My bike, pictured below was stolen Friday morning from my garage in Phoenix Arizona. Since these pics were taken I added a matching maroon and cream tank with original schwinn script on it. The bike was taken when I had the chain guard off. I just rebuilt the hubs and re-spoked it. It has WHITE schwinn typhoon heavy lugged tread tires on it. It has a state farm sticker on the rear fender and a big round red reflector. It has locking front wheel with the key in it. Paper boy bike handle bars on a cycle truck stem. Skip tooth chain was just re-conditioned. No rear carrier

If anyone finds or sees it it is very unique. Police report has been made.
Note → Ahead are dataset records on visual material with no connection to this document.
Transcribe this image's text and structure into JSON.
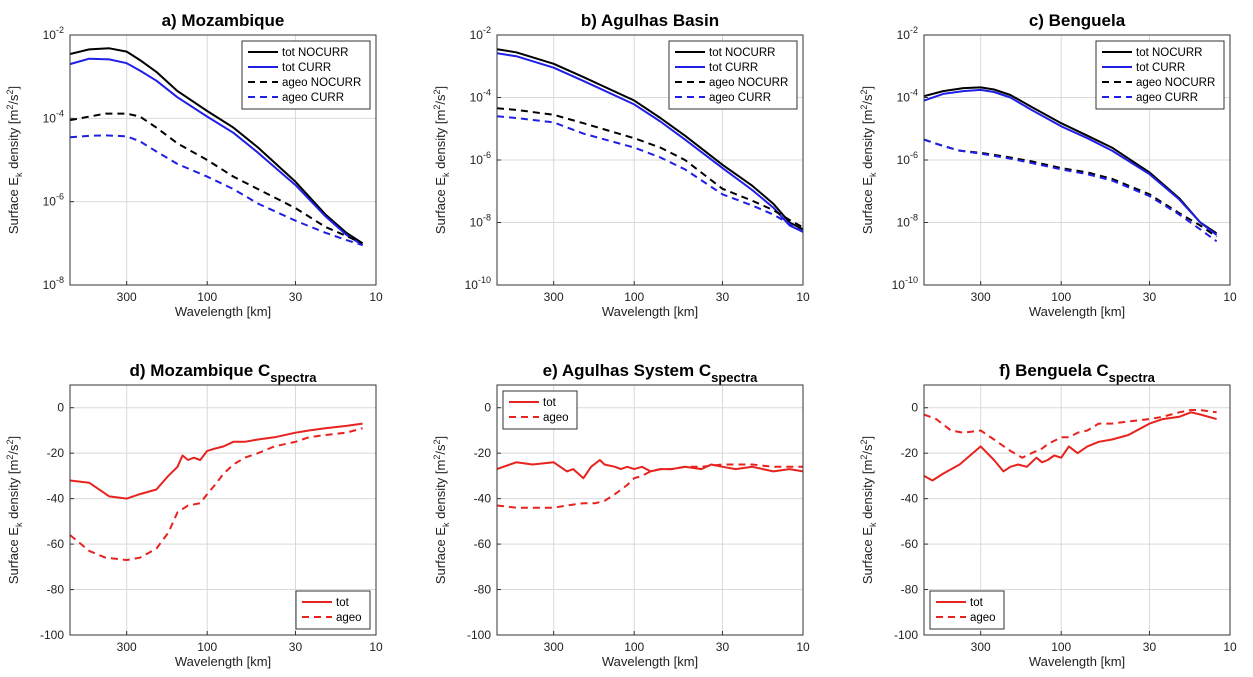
{
  "colors": {
    "black": "#000000",
    "blue": "#1f1fe6",
    "red": "#e8231f",
    "grid": "#d9d9d9"
  },
  "labels": {
    "xlabel": "Wavelength [km]",
    "ylabel_prefix": "Surface E",
    "ylabel_sub": "k",
    "ylabel_mid": " density [m",
    "ylabel_sup1": "2",
    "ylabel_mid2": "/s",
    "ylabel_sup2": "2",
    "ylabel_end": "]"
  },
  "chart_data": [
    {
      "panel": "a",
      "type": "line",
      "title": "a) Mozambique",
      "title_sub": "",
      "xlabel": "Wavelength [km]",
      "xscale": "log-reversed",
      "xlim": [
        650,
        10
      ],
      "xticks": [
        300,
        100,
        30,
        10
      ],
      "xtick_labels": [
        "300",
        "100",
        "30",
        "10"
      ],
      "yscale": "log",
      "ylim": [
        1e-08,
        0.01
      ],
      "yticks": [
        1e-08,
        1e-06,
        0.0001,
        0.01
      ],
      "ytick_exps": [
        "-8",
        "-6",
        "-4",
        "-2"
      ],
      "grid": true,
      "legend_position": "top-right",
      "series": [
        {
          "name": "tot NOCURR",
          "color": "#000000",
          "dash": "solid",
          "x": [
            650,
            500,
            380,
            300,
            250,
            200,
            150,
            100,
            70,
            50,
            30,
            20,
            15,
            12
          ],
          "y": [
            0.0035,
            0.0045,
            0.0048,
            0.004,
            0.0025,
            0.0013,
            0.00045,
            0.00015,
            6e-05,
            2e-05,
            3e-06,
            5e-07,
            1.8e-07,
            1e-07
          ]
        },
        {
          "name": "tot CURR",
          "color": "#1f1fe6",
          "dash": "solid",
          "x": [
            650,
            500,
            380,
            300,
            250,
            200,
            150,
            100,
            70,
            50,
            30,
            20,
            15,
            12
          ],
          "y": [
            0.002,
            0.0027,
            0.0026,
            0.0021,
            0.0014,
            0.0008,
            0.00032,
            0.00011,
            4.5e-05,
            1.5e-05,
            2.5e-06,
            4.5e-07,
            1.6e-07,
            9e-08
          ]
        },
        {
          "name": "ageo NOCURR",
          "color": "#000000",
          "dash": "dashed",
          "x": [
            650,
            500,
            400,
            300,
            250,
            200,
            150,
            100,
            70,
            50,
            30,
            20,
            15,
            12
          ],
          "y": [
            9e-05,
            0.00011,
            0.00013,
            0.00013,
            0.00011,
            6e-05,
            2.5e-05,
            1e-05,
            4e-06,
            2e-06,
            7e-07,
            2.5e-07,
            1.5e-07,
            1e-07
          ]
        },
        {
          "name": "ageo CURR",
          "color": "#1f1fe6",
          "dash": "dashed",
          "x": [
            650,
            500,
            400,
            300,
            250,
            200,
            150,
            100,
            70,
            50,
            30,
            20,
            15,
            12
          ],
          "y": [
            3.5e-05,
            3.8e-05,
            3.9e-05,
            3.7e-05,
            2.8e-05,
            1.6e-05,
            8e-06,
            4e-06,
            2e-06,
            9e-07,
            3.5e-07,
            1.8e-07,
            1.2e-07,
            9e-08
          ]
        }
      ]
    },
    {
      "panel": "b",
      "type": "line",
      "title": "b) Agulhas Basin",
      "title_sub": "",
      "xlabel": "Wavelength [km]",
      "xscale": "log-reversed",
      "xlim": [
        650,
        10
      ],
      "xticks": [
        300,
        100,
        30,
        10
      ],
      "xtick_labels": [
        "300",
        "100",
        "30",
        "10"
      ],
      "yscale": "log",
      "ylim": [
        1e-10,
        0.01
      ],
      "yticks": [
        1e-10,
        1e-08,
        1e-06,
        0.0001,
        0.01
      ],
      "ytick_exps": [
        "-10",
        "-8",
        "-6",
        "-4",
        "-2"
      ],
      "grid": true,
      "legend_position": "top-right",
      "series": [
        {
          "name": "tot NOCURR",
          "color": "#000000",
          "dash": "solid",
          "x": [
            650,
            500,
            300,
            200,
            100,
            70,
            50,
            30,
            20,
            15,
            12,
            10
          ],
          "y": [
            0.0035,
            0.0028,
            0.0012,
            0.00045,
            8e-05,
            2.2e-05,
            6e-06,
            7e-07,
            1.5e-07,
            4e-08,
            1e-08,
            6e-09
          ]
        },
        {
          "name": "tot CURR",
          "color": "#1f1fe6",
          "dash": "solid",
          "x": [
            650,
            500,
            300,
            200,
            100,
            70,
            50,
            30,
            20,
            15,
            12,
            10
          ],
          "y": [
            0.0026,
            0.0021,
            0.0009,
            0.00034,
            6e-05,
            1.7e-05,
            4.5e-06,
            5.5e-07,
            1.1e-07,
            3e-08,
            8e-09,
            5e-09
          ]
        },
        {
          "name": "ageo NOCURR",
          "color": "#000000",
          "dash": "dashed",
          "x": [
            650,
            500,
            300,
            200,
            100,
            70,
            50,
            30,
            20,
            15,
            12,
            10
          ],
          "y": [
            4.5e-05,
            4e-05,
            2.8e-05,
            1.5e-05,
            5e-06,
            2.5e-06,
            1e-06,
            1.2e-07,
            5e-08,
            2.5e-08,
            1.2e-08,
            7e-09
          ]
        },
        {
          "name": "ageo CURR",
          "color": "#1f1fe6",
          "dash": "dashed",
          "x": [
            650,
            500,
            300,
            200,
            100,
            70,
            50,
            30,
            20,
            15,
            12,
            10
          ],
          "y": [
            2.5e-05,
            2.2e-05,
            1.6e-05,
            7e-06,
            2.5e-06,
            1.2e-06,
            5e-07,
            8e-08,
            3.5e-08,
            1.8e-08,
            9e-09,
            5e-09
          ]
        }
      ]
    },
    {
      "panel": "c",
      "type": "line",
      "title": "c) Benguela",
      "title_sub": "",
      "xlabel": "Wavelength [km]",
      "xscale": "log-reversed",
      "xlim": [
        650,
        10
      ],
      "xticks": [
        300,
        100,
        30,
        10
      ],
      "xtick_labels": [
        "300",
        "100",
        "30",
        "10"
      ],
      "yscale": "log",
      "ylim": [
        1e-10,
        0.01
      ],
      "yticks": [
        1e-10,
        1e-08,
        1e-06,
        0.0001,
        0.01
      ],
      "ytick_exps": [
        "-10",
        "-8",
        "-6",
        "-4",
        "-2"
      ],
      "grid": true,
      "legend_position": "top-right",
      "series": [
        {
          "name": "tot NOCURR",
          "color": "#000000",
          "dash": "solid",
          "x": [
            650,
            500,
            380,
            300,
            250,
            200,
            150,
            100,
            70,
            50,
            30,
            20,
            15,
            12
          ],
          "y": [
            0.00011,
            0.00016,
            0.0002,
            0.00021,
            0.00018,
            0.00012,
            5e-05,
            1.5e-05,
            6e-06,
            2.5e-06,
            4e-07,
            6e-08,
            1e-08,
            4.5e-09
          ]
        },
        {
          "name": "tot CURR",
          "color": "#1f1fe6",
          "dash": "solid",
          "x": [
            650,
            500,
            380,
            300,
            250,
            200,
            150,
            100,
            70,
            50,
            30,
            20,
            15,
            12
          ],
          "y": [
            8e-05,
            0.00013,
            0.00016,
            0.000175,
            0.00015,
            0.0001,
            4e-05,
            1.2e-05,
            5e-06,
            2e-06,
            3.5e-07,
            5.5e-08,
            1e-08,
            4e-09
          ]
        },
        {
          "name": "ageo NOCURR",
          "color": "#000000",
          "dash": "dashed",
          "x": [
            650,
            500,
            400,
            300,
            200,
            150,
            100,
            70,
            50,
            30,
            20,
            15,
            12
          ],
          "y": [
            4.5e-06,
            2.8e-06,
            2e-06,
            1.7e-06,
            1.2e-06,
            9e-07,
            5.5e-07,
            4e-07,
            2.5e-07,
            8e-08,
            2e-08,
            8e-09,
            3.5e-09
          ]
        },
        {
          "name": "ageo CURR",
          "color": "#1f1fe6",
          "dash": "dashed",
          "x": [
            650,
            500,
            400,
            300,
            200,
            150,
            100,
            70,
            50,
            30,
            20,
            15,
            12
          ],
          "y": [
            4.5e-06,
            2.8e-06,
            2e-06,
            1.6e-06,
            1.1e-06,
            8e-07,
            5e-07,
            3.5e-07,
            2.2e-07,
            7e-08,
            1.8e-08,
            6e-09,
            2.5e-09
          ]
        }
      ]
    },
    {
      "panel": "d",
      "type": "line",
      "title": "d) Mozambique C",
      "title_sub": "spectra",
      "xlabel": "Wavelength [km]",
      "xscale": "log-reversed",
      "xlim": [
        650,
        10
      ],
      "xticks": [
        300,
        100,
        30,
        10
      ],
      "xtick_labels": [
        "300",
        "100",
        "30",
        "10"
      ],
      "yscale": "linear",
      "ylim": [
        -100,
        10
      ],
      "yticks": [
        -100,
        -80,
        -60,
        -40,
        -20,
        0
      ],
      "ytick_labels": [
        "-100",
        "-80",
        "-60",
        "-40",
        "-20",
        "0"
      ],
      "grid": true,
      "legend_position": "bottom-right",
      "series": [
        {
          "name": "tot",
          "color": "#e8231f",
          "dash": "solid",
          "x": [
            650,
            500,
            380,
            300,
            250,
            200,
            170,
            150,
            140,
            130,
            120,
            110,
            100,
            90,
            80,
            70,
            60,
            50,
            40,
            30,
            25,
            20,
            15,
            12
          ],
          "y": [
            -32,
            -33,
            -39,
            -40,
            -38,
            -36,
            -30,
            -26,
            -21,
            -23,
            -22,
            -23,
            -19,
            -18,
            -17,
            -15,
            -15,
            -14,
            -13,
            -11,
            -10,
            -9,
            -8,
            -7
          ]
        },
        {
          "name": "ageo",
          "color": "#e8231f",
          "dash": "dashed",
          "x": [
            650,
            500,
            400,
            300,
            250,
            200,
            170,
            150,
            130,
            110,
            100,
            90,
            80,
            70,
            60,
            50,
            40,
            30,
            25,
            20,
            15,
            12
          ],
          "y": [
            -56,
            -63,
            -66,
            -67,
            -66,
            -62,
            -55,
            -46,
            -43,
            -42,
            -38,
            -34,
            -29,
            -25,
            -22,
            -20,
            -17,
            -15,
            -13,
            -12,
            -11,
            -9
          ]
        }
      ]
    },
    {
      "panel": "e",
      "type": "line",
      "title": "e) Agulhas System C",
      "title_sub": "spectra",
      "xlabel": "Wavelength [km]",
      "xscale": "log-reversed",
      "xlim": [
        650,
        10
      ],
      "xticks": [
        300,
        100,
        30,
        10
      ],
      "xtick_labels": [
        "300",
        "100",
        "30",
        "10"
      ],
      "yscale": "linear",
      "ylim": [
        -100,
        10
      ],
      "yticks": [
        -100,
        -80,
        -60,
        -40,
        -20,
        0
      ],
      "ytick_labels": [
        "-100",
        "-80",
        "-60",
        "-40",
        "-20",
        "0"
      ],
      "grid": true,
      "legend_position": "top-left",
      "series": [
        {
          "name": "tot",
          "color": "#e8231f",
          "dash": "solid",
          "x": [
            650,
            500,
            400,
            300,
            250,
            230,
            200,
            180,
            160,
            150,
            130,
            120,
            110,
            100,
            90,
            80,
            70,
            60,
            50,
            40,
            35,
            30,
            25,
            20,
            15,
            12,
            10
          ],
          "y": [
            -27,
            -24,
            -25,
            -24,
            -28,
            -27,
            -31,
            -26,
            -23,
            -25,
            -26,
            -27,
            -26,
            -27,
            -26,
            -28,
            -27,
            -27,
            -26,
            -27,
            -25,
            -26,
            -27,
            -26,
            -28,
            -27,
            -28
          ]
        },
        {
          "name": "ageo",
          "color": "#e8231f",
          "dash": "dashed",
          "x": [
            650,
            500,
            400,
            300,
            250,
            200,
            170,
            150,
            130,
            110,
            100,
            90,
            80,
            70,
            60,
            50,
            40,
            30,
            25,
            20,
            15,
            12,
            10
          ],
          "y": [
            -43,
            -44,
            -44,
            -44,
            -43,
            -42,
            -42,
            -41,
            -38,
            -34,
            -31,
            -30,
            -28,
            -27,
            -27,
            -26,
            -26,
            -25,
            -25,
            -25,
            -26,
            -26,
            -26
          ]
        }
      ]
    },
    {
      "panel": "f",
      "type": "line",
      "title": "f) Benguela C",
      "title_sub": "spectra",
      "xlabel": "Wavelength [km]",
      "xscale": "log-reversed",
      "xlim": [
        650,
        10
      ],
      "xticks": [
        300,
        100,
        30,
        10
      ],
      "xtick_labels": [
        "300",
        "100",
        "30",
        "10"
      ],
      "yscale": "linear",
      "ylim": [
        -100,
        10
      ],
      "yticks": [
        -100,
        -80,
        -60,
        -40,
        -20,
        0
      ],
      "ytick_labels": [
        "-100",
        "-80",
        "-60",
        "-40",
        "-20",
        "0"
      ],
      "grid": true,
      "legend_position": "bottom-left",
      "series": [
        {
          "name": "tot",
          "color": "#e8231f",
          "dash": "solid",
          "x": [
            650,
            580,
            500,
            400,
            300,
            250,
            220,
            200,
            180,
            160,
            150,
            140,
            130,
            120,
            110,
            100,
            90,
            80,
            70,
            60,
            50,
            40,
            30,
            25,
            20,
            17,
            15,
            12
          ],
          "y": [
            -30,
            -32,
            -29,
            -25,
            -17,
            -23,
            -28,
            -26,
            -25,
            -26,
            -24,
            -22,
            -24,
            -23,
            -21,
            -22,
            -17,
            -20,
            -17,
            -15,
            -14,
            -12,
            -7,
            -5,
            -4,
            -2,
            -3,
            -5
          ]
        },
        {
          "name": "ageo",
          "color": "#e8231f",
          "dash": "dashed",
          "x": [
            650,
            550,
            450,
            380,
            300,
            250,
            200,
            170,
            150,
            130,
            120,
            100,
            90,
            80,
            70,
            60,
            50,
            40,
            30,
            25,
            20,
            17,
            15,
            12
          ],
          "y": [
            -3,
            -5,
            -10,
            -11,
            -10,
            -14,
            -19,
            -22,
            -20,
            -18,
            -16,
            -13,
            -13,
            -11,
            -10,
            -7,
            -7,
            -6,
            -5,
            -4,
            -2,
            -1,
            -1,
            -2
          ]
        }
      ]
    }
  ]
}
I will also post a link to my gallery page with the pictures on it and serial #.  Thanks for any help in recovering my bike.


----------



## Obi-Wan Schwinnobi (Feb 21, 2013)

*check the drop outs*

Might be early 46..or 49.. Its a big bar frame fer sure.. Deff a BA97.. Sweet. You havr the makings for a postwar autocycle! Are the drop outs thin?


----------



## Obi-Wan Schwinnobi (Feb 21, 2013)

*sorry bro*

Didn't chk the date... I was like, I know that bike from someplace.. Good luck!


----------



## dxmadman (Feb 21, 2013)

*Is that a tapered stand I see?*

If that's a tapered stand, I could be wrong from the picture, id look to see if the rear fender stay is a solid tube or if its a half tube. If its a solid tube you might have a 46. I can't tell if those are s2rims or reg flat rims those are later models 48 up , your crank looks columbia your seat looks like a Persons, AS pedals might be right for the model, I'd like better pics. The handle bars and stem are either cycle truck or aftermarket as mentioned before. Sweet bike.


----------



## Champy (Feb 21, 2013)

*Serial Number*

When did Schwinn stop making the Big Bar frames?  I thought post war 1940's bikes used I,J,K,A,B,C,D,E,F, and low G letters making this bike a 51.
Does anyone have proof of other letters used on post war 1940's bikes?


----------